At this point I’d like to thank a fellow m43 enthusiast named Michael for generously allowing me to borrow his Leica 15mm f/1.7 lens. I noticed he had his lens for sale on Kijiji and I emailed him with the idea of renting his lens for half an hour and offered to pay him $20 Cdn for his troubles. He showed up at my office and refused to take my money, a man I had never met before! He told me about selling all his Canon 7D gear for his current Lumix GX8 and his anticipation of owning the GH5 later this year.
I weighed both lenses, and they were within 6 grams of each other so there is likely nothing fundamentally different inside the casing.
I shot some frames in RAW with the lenses mounted on my EPL-5 body and using the ISO 12233 resolution target and performed the MTF analysis with QuickMTF. Both lenses show very similar MTF10 and MTF30 curves.
So it’s safe to conclude that they are indeed the same lens, both made by Panasonic. I picked up my very lightly used DJI lens for $250 USD. The street/eBay price for a used Leica lens is about $130 more, this being the perceived cost of having the Leica brand from the buyer’s perspective. I Photo Shopped the Leica letters onto my DJI lens in the first image for essentially no cost.

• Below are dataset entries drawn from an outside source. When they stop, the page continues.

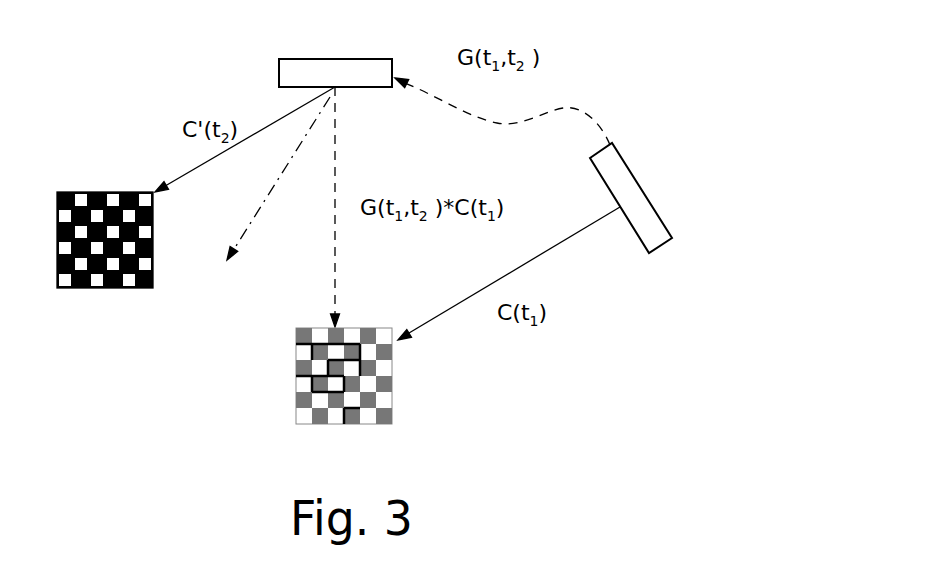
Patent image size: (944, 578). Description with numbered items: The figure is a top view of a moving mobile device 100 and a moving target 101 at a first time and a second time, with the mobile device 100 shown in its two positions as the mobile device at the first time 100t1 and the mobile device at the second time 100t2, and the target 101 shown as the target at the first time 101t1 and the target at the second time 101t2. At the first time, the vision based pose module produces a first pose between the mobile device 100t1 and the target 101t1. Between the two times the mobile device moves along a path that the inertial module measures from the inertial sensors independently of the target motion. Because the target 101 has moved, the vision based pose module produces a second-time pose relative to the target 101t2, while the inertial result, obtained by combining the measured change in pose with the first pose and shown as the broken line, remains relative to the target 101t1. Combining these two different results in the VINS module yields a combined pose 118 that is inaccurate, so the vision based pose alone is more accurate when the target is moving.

The mobile device 100 is at (468, 141).
The mobile device at first time t1 100t1 is at (657, 209).
The mobile device at second time t2 100t2 is at (279, 70).
The target 101 is at (199, 275).
The target at first time t1 101t1 is at (296, 392).
The target at second time t2 101t2 is at (97, 192).
The combined pose 118 is at (245, 230).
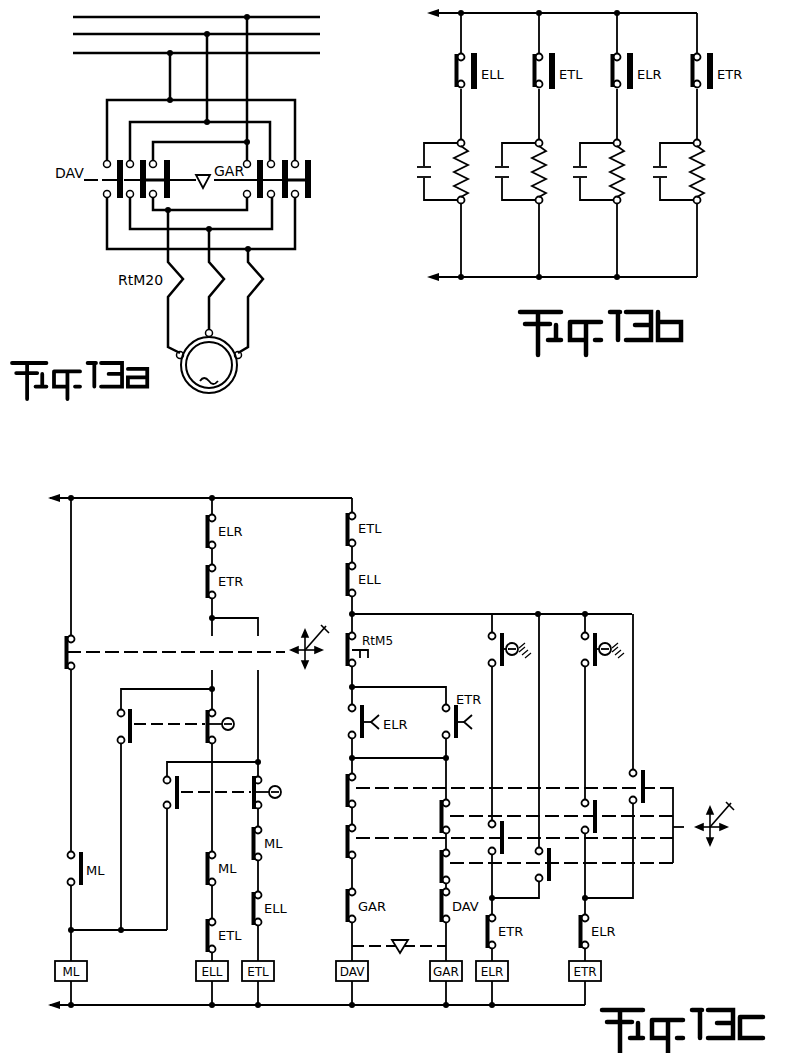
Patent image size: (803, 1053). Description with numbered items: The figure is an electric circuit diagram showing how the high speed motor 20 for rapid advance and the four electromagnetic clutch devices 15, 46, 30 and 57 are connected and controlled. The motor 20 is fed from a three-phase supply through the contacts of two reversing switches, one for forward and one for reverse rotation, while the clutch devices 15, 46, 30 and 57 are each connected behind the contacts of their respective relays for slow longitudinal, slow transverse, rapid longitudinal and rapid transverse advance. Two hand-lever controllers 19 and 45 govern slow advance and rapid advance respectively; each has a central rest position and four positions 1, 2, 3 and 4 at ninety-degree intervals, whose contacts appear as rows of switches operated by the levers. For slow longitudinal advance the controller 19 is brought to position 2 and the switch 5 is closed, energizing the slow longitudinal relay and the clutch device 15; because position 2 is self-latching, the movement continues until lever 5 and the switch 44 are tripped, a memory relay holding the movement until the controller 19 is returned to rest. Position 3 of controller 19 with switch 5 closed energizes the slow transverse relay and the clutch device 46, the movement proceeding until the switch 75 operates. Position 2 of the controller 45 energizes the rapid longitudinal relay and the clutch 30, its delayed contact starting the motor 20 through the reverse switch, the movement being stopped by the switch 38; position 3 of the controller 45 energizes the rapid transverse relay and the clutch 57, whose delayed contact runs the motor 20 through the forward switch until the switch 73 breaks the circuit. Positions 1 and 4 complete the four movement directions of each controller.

There has been some critical response about the design of this study and that because of the small number of lenses tested, the findings are statistically insignificant – of no value. I’d like to point out that these are mass produced consumer items and testing a large batch of identical lenses will reveal a lot of variability, these are not hand manufactured and figured optical instruments like high end telescopes where optical analyses actually mean something. Since I’m not in a position to purchase both lenses and disassemble them (risking permanent damage) to prove the internals are in fact identical, the simplest least invasive test was a MTF analysis. If the curves had been widely different, one could infer the optical prescription was different, and vice versa. You could almost make that inference from physical appearances alone and the fact that no large manufacturer would take the time and the financial hit of productivity losses to stop the assembly line and make specific changes to the DJI lens. The MTF info is just a nice confirmation.
Before I end I’d like to take this opportunity to demonstrate the real differences between the US and Canada, as most of the World usually has a hard time differentiating the two (well, maybe not lately). Kijiji was launched by eBay to challenge Craigslist in 2007 and failed miserably in the US. In Canada, Kijiji beats Craigslist by a margin of 3 to 1. A&W is a historically legendary hamburger fast food franchise that is dying in the US, in Canada A&W is an innovative company that is a close second to McDonald’s. Blockbuster Video went bankrupt in the US but Blockbuster Canada was fiscally sound until the US parent raided its assets and deposits to pay off $70 million to creditors and killed the Canadian subsidiary. How companies operate and succeed in the Canadian market is one way of describing the differences between Canada and the US without involving politics.
I’ve said it before in this blog so I’ll say it again, since I don’t (yet) make my living from photography, it really makes sense to economize whenever possible. So in hindsight I really didn’t need to buy the 15mm/f1.7 at all since I have the Lumix 20mm/f1.7 Pancake. This was the first lens I acquired when I bought my EP-1 in 2010 because I was unhappy with the Olympus kit lens and it really deserves is legendary reputation of being unbelievably compact and unbelievably good, optically. I ran the lens through the same MTF test rig and came up with this.
Which confirms the findings of other independent lens reviews, the 20mm has slightly better center sharpness but the 15mm has slightly better edge performance. But the 20mm is quite a bit shorter than the 15mm and that makes all the difference in the world of street and travel photography where unobtrusiveness and compactness are paramount.